FEEDBACK OSCE Ketrampilan Medik SMT 4 TA 2025/2026

15 Agustus 2026

24711244

Station Feedback
IPM 1 SISTEM DARAH & INFEKSI 1 ax sudah ok, pemeriksaan fisik minimalis sekali, belajar lagi ya dik, px penunjang sudah baik, hanya msh kurang sempurna, dx masih terlalu global kurang fokus mendetil dan sesuai dg masalah pasien, edukasi dah baik namun belum melibatkan pasien dalam keputusan dan pemeriksaan klinis. kapan pasien ini dirujuk, rawat jalan atau rawat inap? jangan lupa cuci tangan paska periksa ya
IPM 2 SISTEM DARAH & INFEKSI 2 Persiapan= saat mempersiapkan botol infus, sebaiknya isi tabung infusnya dulu ya maksimal sebanyak setengah tabung. kemudian ujung selang tidak boleh dibiarkan terbuka seperti itu karena itu merupakan area steril. buang cairan infus pada bengkok ya saat membuang gelembung, jangan dibiarkan saja. setelah memastikan gelembung hilang, jangan lupa kunci lagi ya dek selang infusnya. bagaimana cara memperbesar dari vena pasien? ; Tindakan= sudut penyuntikan berapa dek? baca lagi ya. jangan pegang area yang sudah diswab ya. ukuran iv canula yang hendak digunakan berapa dek? awalnya 20 kemudian ganti ke 18?? jika ingin mengganti, pilih ukuran yang lebih kecil. setelah darah keluar, sebaiknya tourniquet dilepas ya.
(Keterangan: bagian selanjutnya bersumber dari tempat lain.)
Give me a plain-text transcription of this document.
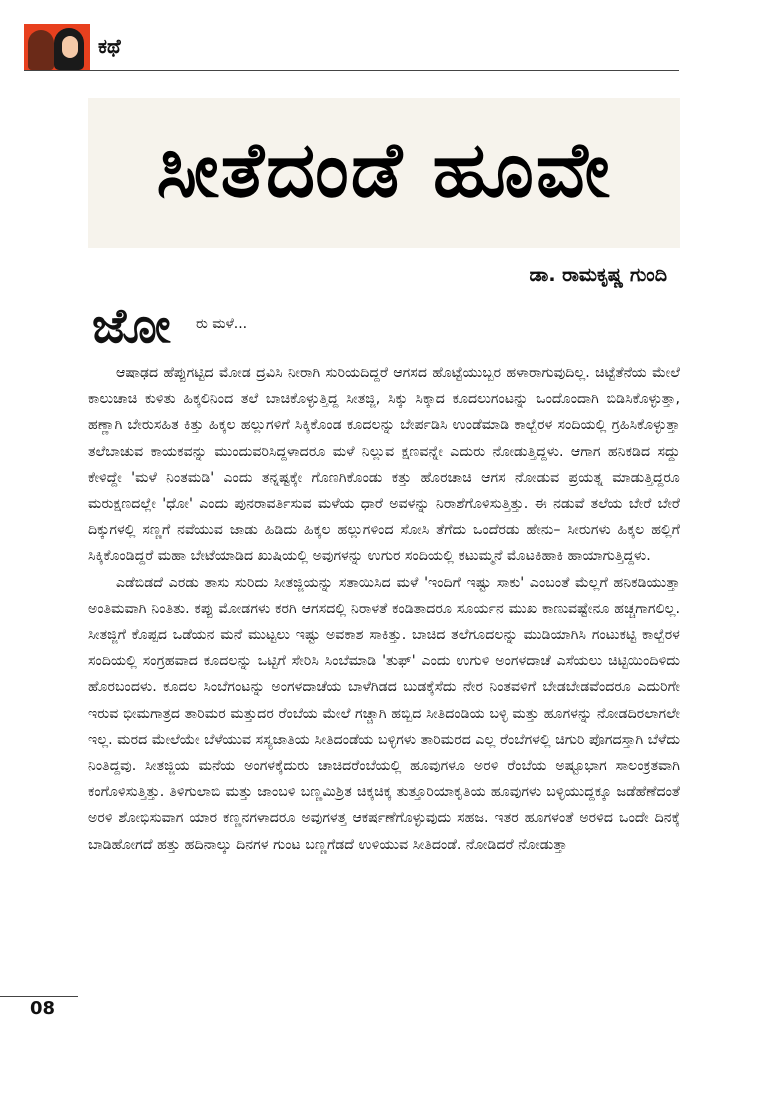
ಕಥೆ
ಸೀತೆದಂಡೆ ಹೂವೇ
ಡಾ. ರಾಮಕೃಷ್ಣ ಗುಂದಿ
ಜೋ ರು ಮಳೆ...

ಆಷಾಢದ ಹೆಪ್ಪುಗಟ್ಟಿದ ಮೋಡ ದ್ರವಿಸಿ ನೀರಾಗಿ ಸುರಿಯದಿದ್ದರೆ ಆಗಸದ ಹೊಟ್ಟೆಯುಬ್ಬರ ಹಳಾರಾಗುವುದಿಲ್ಲ. ಚಿಟ್ಟೆತೆನೆಯ ಮೇಲೆ ಕಾಲುಚಾಚಿ ಕುಳಿತು ಹಿಕ್ಕಲಿನಿಂದ ತಲೆ ಬಾಚಿಕೊಳ್ಳುತ್ತಿದ್ದ ಸೀತಜ್ಜಿ, ಸಿಕ್ಕು ಸಿಕ್ಕಾದ ಕೂದಲುಗಂಟನ್ನು ಒಂದೊಂದಾಗಿ ಬಿಡಿಸಿಕೊಳ್ಳುತ್ತಾ, ಹಣ್ಣಾಗಿ ಬೇರುಸಹಿತ ಕಿತ್ತು ಹಿಕ್ಕಲ ಹಲ್ಲುಗಳಿಗೆ ಸಿಕ್ಕಿಕೊಂಡ ಕೂದಲನ್ನು ಬೇರ್ಪಡಿಸಿ ಉಂಡೆಮಾಡಿ ಕಾಲ್ಬೆರಳ ಸಂದಿಯಲ್ಲಿ ಗ್ರಹಿಸಿಕೊಳ್ಳುತ್ತಾ ತಲೆಬಾಚುವ ಕಾಯಕವನ್ನು ಮುಂದುವರಿಸಿದ್ದಳಾದರೂ ಮಳೆ ನಿಲ್ಲುವ ಕ್ಷಣವನ್ನೇ ಎದುರು ನೋಡುತ್ತಿದ್ದಳು. ಆಗಾಗ ಹನಿಕಡಿದ ಸದ್ದು ಕೇಳಿದ್ದೇ 'ಮಳೆ ನಿಂತಮಡಿ' ಎಂದು ತನ್ನಷ್ಟಕ್ಕೇ ಗೊಣಗಿಕೊಂಡು ಕತ್ತು ಹೊರಚಾಚಿ ಆಗಸ ನೋಡುವ ಪ್ರಯತ್ನ ಮಾಡುತ್ತಿದ್ದರೂ ಮರುಕ್ಷಣದಲ್ಲೇ 'ಧೋ' ಎಂದು ಪುನರಾವರ್ತಿಸುವ ಮಳೆಯ ಧಾರೆ ಅವಳನ್ನು ನಿರಾಶೆಗೊಳಿಸುತ್ತಿತ್ತು. ಈ ನಡುವೆ ತಲೆಯ ಬೇರೆ ಬೇರೆ ದಿಕ್ಕುಗಳಲ್ಲಿ ಸಣ್ಣಗೆ ನವೆಯುವ ಜಾಡು ಹಿಡಿದು ಹಿಕ್ಕಲ ಹಲ್ಲುಗಳಿಂದ ಸೋಸಿ ತೆಗೆದು ಒಂದೆರಡು ಹೇನು– ಸೀರುಗಳು ಹಿಕ್ಕಲ ಹಲ್ಲಿಗೆ ಸಿಕ್ಕಿಕೊಂಡಿದ್ದರೆ ಮಹಾ ಬೇಟೆಯಾಡಿದ ಖುಷಿಯಲ್ಲಿ ಅವುಗಳನ್ನು ಉಗುರ ಸಂದಿಯಲ್ಲಿ ಕಟುಮ್ಮನೆ ಮೊಟಕಿಹಾಕಿ ಹಾಯಾಗುತ್ತಿದ್ದಳು.

ಎಡೆಬಿಡದೆ ಎರಡು ತಾಸು ಸುರಿದು ಸೀತಜ್ಜಿಯನ್ನು ಸತಾಯಿಸಿದ ಮಳೆ 'ಇಂದಿಗೆ ಇಷ್ಟು ಸಾಕು' ಎಂಬಂತೆ ಮೆಲ್ಲಗೆ ಹನಿಕಡಿಯುತ್ತಾ ಅಂತಿಮವಾಗಿ ನಿಂತಿತು. ಕಪ್ಪು ಮೋಡಗಳು ಕರಗಿ ಆಗಸದಲ್ಲಿ ನಿರಾಳತೆ ಕಂಡಿತಾದರೂ ಸೂರ್ಯನ ಮುಖ ಕಾಣುವಷ್ಟೇನೂ ಹಚ್ಚಗಾಗಲಿಲ್ಲ. ಸೀತಜ್ಜಿಗೆ ಕೊಪ್ಪದ ಒಡೆಯನ ಮನೆ ಮುಟ್ಟಲು ಇಷ್ಟು ಅವಕಾಶ ಸಾಕಿತ್ತು. ಬಾಚಿದ ತಲೆಗೂದಲನ್ನು ಮುಡಿಯಾಗಿಸಿ ಗಂಟುಕಟ್ಟಿ ಕಾಲ್ಬೆರಳ ಸಂದಿಯಲ್ಲಿ ಸಂಗ್ರಹವಾದ ಕೂದಲನ್ನು ಒಟ್ಟಿಗೆ ಸೇರಿಸಿ ಸಿಂಬೆಮಾಡಿ 'ತುಫ್' ಎಂದು ಉಗುಳಿ ಅಂಗಳದಾಚೆ ಎಸೆಯಲು ಚಿಟ್ಟಿಯಿಂದಿಳಿದು ಹೊರಬಂದಳು. ಕೂದಲ ಸಿಂಬೆಗಂಟನ್ನು ಅಂಗಳದಾಚೆಯ ಬಾಳೆಗಿಡದ ಬುಡಕ್ಕೆಸೆದು ನೇರ ನಿಂತವಳಿಗೆ ಬೇಡಬೇಡವೆಂದರೂ ಎದುರಿಗೇ ಇರುವ ಭೀಮಗಾತ್ರದ ತಾರಿಮರ ಮತ್ತುದರ ರೆಂಬೆಯ ಮೇಲೆ ಗಚ್ಚಾಗಿ ಹಬ್ಬಿದ ಸೀತಿದಂಡಿಯ ಬಳ್ಳಿ ಮತ್ತು ಹೂಗಳನ್ನು ನೋಡದಿರಲಾಗಲೇ ಇಲ್ಲ. ಮರದ ಮೇಲೆಯೇ ಬೆಳೆಯುವ ಸಸ್ಯಜಾತಿಯ ಸೀತಿದಂಡೆಯ ಬಳ್ಳಿಗಳು ತಾರಿಮರದ ಎಲ್ಲ ರೆಂಬೆಗಳಲ್ಲಿ ಚಿಗುರಿ ಪೊಗದಸ್ತಾಗಿ ಬೆಳೆದು ನಿಂತಿದ್ದವು. ಸೀತಜ್ಜಿಯ ಮನೆಯ ಅಂಗಳಕ್ಕೆದುರು ಚಾಚಿದರೆಂಬೆಯಲ್ಲಿ ಹೂವುಗಳೂ ಅರಳಿ ರೆಂಬೆಯ ಅಷ್ಟೂಭಾಗ ಸಾಲಂಕ್ರತವಾಗಿ ಕಂಗೊಳಿಸುತ್ತಿತ್ತು. ತಿಳಿಗುಲಾಬಿ ಮತ್ತು ಜಾಂಬಳಿ ಬಣ್ಣಮಿಶ್ರಿತ ಚಿಕ್ಕಚಿಕ್ಕ ತುತ್ತೂರಿಯಾಕೃತಿಯ ಹೂವುಗಳು ಬಳ್ಳಿಯುದ್ದಕ್ಕೂ ಜಡೆಹೆಣೆದಂತೆ ಅರಳಿ ಶೋಭಿಸುವಾಗ ಯಾರ ಕಣ್ಣನಗಳಾದರೂ ಅವುಗಳತ್ತ ಆಕರ್ಷಣೆಗೊಳ್ಳುವುದು ಸಹಜ. ಇತರ ಹೂಗಳಂತೆ ಅರಳಿದ ಒಂದೇ ದಿನಕ್ಕೆ ಬಾಡಿಹೋಗದೆ ಹತ್ತು ಹದಿನಾಲ್ಕು ದಿನಗಳ ಗುಂಟ ಬಣ್ಣಗೆಡದೆ ಉಳಿಯುವ ಸೀತಿದಂಡೆ. ನೋಡಿದರೆ ನೋಡುತ್ತಾ

08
Fadlu bahkan tidak melepas tourniquet sampai mengatakan pemasangan infus selesai??? fiksasi infus sebaiknya dilakukan setelah memastikan cairan infus mengalir ya ; Menghitung dan mengatur tetesan= mengakui bahwa lupa cara menghitung kebutuhan cairan infusnya sehingga tidak dilakukan ; Komunikasi= sampaikan pada pasien saat akan menyuntikkan jarumnya. minta tarik napas agar pasien tidak nyeri ya ; Profesionalisme= sudah melakukan IC dengan baik. tourniquet masih terpasang loh dek? dibiarkan saja dek? belajar lagi ya dek
IPM 3 SISTEM KARDIO RESPI 1 Pemeriksaan fisik tidak lege artis dan kurang runtut. Lupa cara memeriksa JVP. Interpretasi Rontgen thorax benar, Interpretasi EKG tidak tepat.
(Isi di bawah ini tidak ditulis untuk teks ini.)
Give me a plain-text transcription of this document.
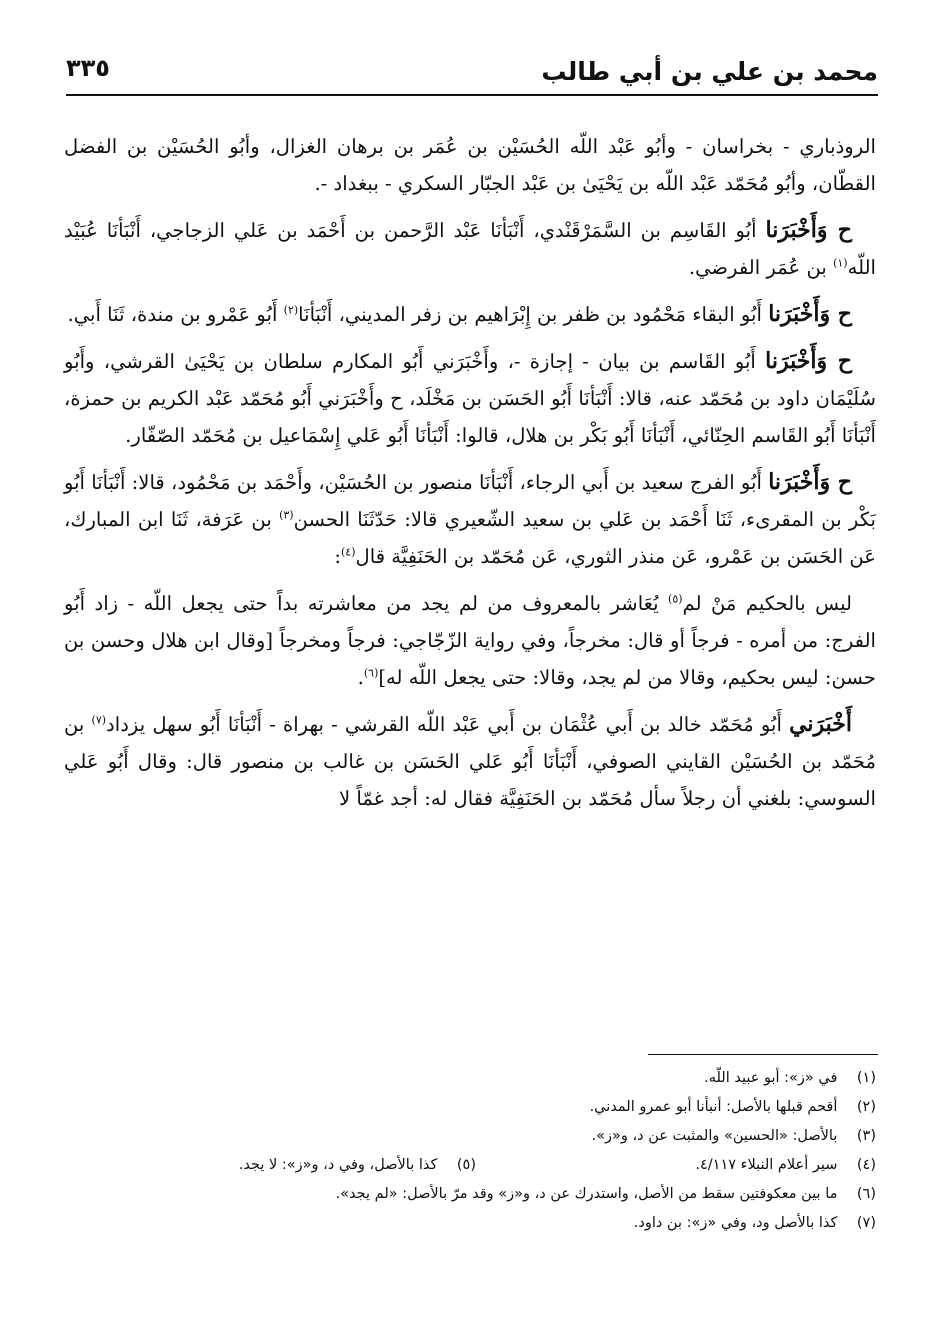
٣٣٥	محمد بن علي بن أبي طالب

الروذباري - بخراسان - وأبُو عَبْد اللّه الحُسَيْن بن عُمَر بن برهان الغزال، وأبُو الحُسَيْن بن الفضل القطّان، وأبُو مُحَمّد عَبْد اللّه بن يَحْيَىٰ بن عَبْد الجبّار السكري - ببغداد -.

ح وَأَخْبَرَنا أبُو القَاسِم بن السَّمَرْقَنْدي، أَنْبَأنَا عَبْد الرَّحمن بن أَحْمَد بن عَلي الزجاجي، أَنْبَأنَا عُبَيْد اللّه$^{(١)}$ بن عُمَر الفرضي.

ح وَأَخْبَرَنا أَبُو البقاء مَحْمُود بن ظفر بن إِبْرَاهيم بن زفر المديني، أَنْبَأنَا$^{(٢)}$ أَبُو عَمْرو بن مندة، ثَنَا أَبي.

ح وَأَخْبَرَنا أَبُو القَاسم بن بيان - إجازة -، وأَخْبَرَني أَبُو المكارم سلطان بن يَحْيَىٰ القرشي، وأَبُو سُلَيْمَان داود بن مُحَمّد عنه، قالا: أَنْبَأنَا أَبُو الحَسَن بن مَخْلَد، ح وأَخْبَرَني أَبُو مُحَمّد عَبْد الكريم بن حمزة، أَنْبَأنَا أَبُو القَاسم الحِنّائي، أَنْبَأنَا أَبُو بَكْر بن هلال، قالوا: أَنْبَأنَا أَبُو عَلي إِسْمَاعيل بن مُحَمّد الصّفّار.

ح وَأَخْبَرَنا أَبُو الفرج سعيد بن أَبي الرجاء، أَنْبَأنَا منصور بن الحُسَيْن، وأَحْمَد بن مَحْمُود، قالا: أَنْبَأنَا أَبُو بَكْر بن المقرىء، ثَنَا أَحْمَد بن عَلي بن سعيد الشّعيري قالا: حَدّثَنَا الحسن$^{(٣)}$ بن عَرَفة، ثَنَا ابن المبارك، عَن الحَسَن بن عَمْرو، عَن منذر الثوري، عَن مُحَمّد بن الحَنَفِيَّة قال$^{(٤)}$:

ليس بالحكيم مَنْ لم$^{(٥)}$ يُعَاشر بالمعروف من لم يجد من معاشرته بداً حتى يجعل اللّه - زاد أَبُو الفرج: من أمره - فرجاً أو قال: مخرجاً، وفي رواية الزّجّاجي: فرجاً ومخرجاً [وقال ابن هلال وحسن بن حسن: ليس بحكيم، وقالا من لم يجد، وقالا: حتى يجعل اللّه له]$^{(٦)}$.

أَخْبَرَني أَبُو مُحَمّد خالد بن أَبي عُثْمَان بن أَبي عَبْد اللّه القرشي - بهراة - أَنْبَأنَا أَبُو سهل يزداد$^{(٧)}$ بن مُحَمّد بن الحُسَيْن القايني الصوفي، أَنْبَأنَا أَبُو عَلي الحَسَن بن غالب بن منصور قال: وقال أَبُو عَلي السوسي: بلغني أن رجلاً سأل مُحَمّد بن الحَنَفِيَّة فقال له: أجد غمّاً لا

(١) في «ز»: أبو عبيد اللّه.
(٢) أقحم قبلها بالأصل: أنبأنا أبو عمرو المدني.
(٣) بالأصل: «الحسين» والمثبت عن د، و«ز».
(٤) سير أعلام النبلاء ٤/١١٧.
(٥) كذا بالأصل، وفي د، و«ز»: لا يجد.
(٦) ما بين معكوفتين سقط من الأصل، واستدرك عن د، و«ز» وقد مرّ بالأصل: «لم يجد».
(٧) كذا بالأصل ود، وفي «ز»: بن داود.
IPM 5 MATA Ax sudah baik, riw kebiasaan blm ditanyain // Px : px visus sudah baik tapi perintahnya kurang lengkap yak, px segmen anterior kurang lengkap, biar ga lupa urut ya sesuai anatomi dari luar ke dalem // Dx kurang lengkap // Tx jenis udah bener tapi sediaan kurang tepat
IPM 6 THT Ax: ada faktor resiko yang belum tergali, kebanyakan yang ditanya masih superfisial saja harusnya bisa lebih mendalam; Px Fisik: belum memakai headlamp saat inspeksi dan palpasi hidung, inspeksi luar hidung-rinoskopi-orofaring tidak lengkap, cara memegang dan memasukkan spekulum hidung kurang tepat, PS kesakitan; Dx: diagnosis kerja kurang lengkap DD salah ; Tx: pilihan obat sudah benar, hanya kurang kapan obat di gunakan/minum, cara pemberian, dosis salah satu obat melebihi ketentuan
IPM 7 THT (Telinga) Anamnesis: sudah relevan dan mengarah ;Pemeriksaan fisik: sudah sesuai ;Diagnosis kerja: sudah tepat ,diagnosis banding: belum sesuai ;Tatalaksana farmakologi (termasuk kesesuaian blanko resep): pilihan terapi utama sudah sesuai, namun penulisan resep belum sesuai ;Edukasi: belum cukup ;Secara keseluruhan: usahakan anamnesis menjurus dan poin-poin penting pertanyaan yang akan kita gali menuju beberapa diagnosis yang kita buat banding dan mengerucut ke salah satu diagnosis menjadi dx kerja yang paling tepat
IPM 8 SISTEM RESPI px penunjang kurang 1 yg tepat, derajat asmanya bgmn? sebaiknya dikasih inhaler apa nebulizer?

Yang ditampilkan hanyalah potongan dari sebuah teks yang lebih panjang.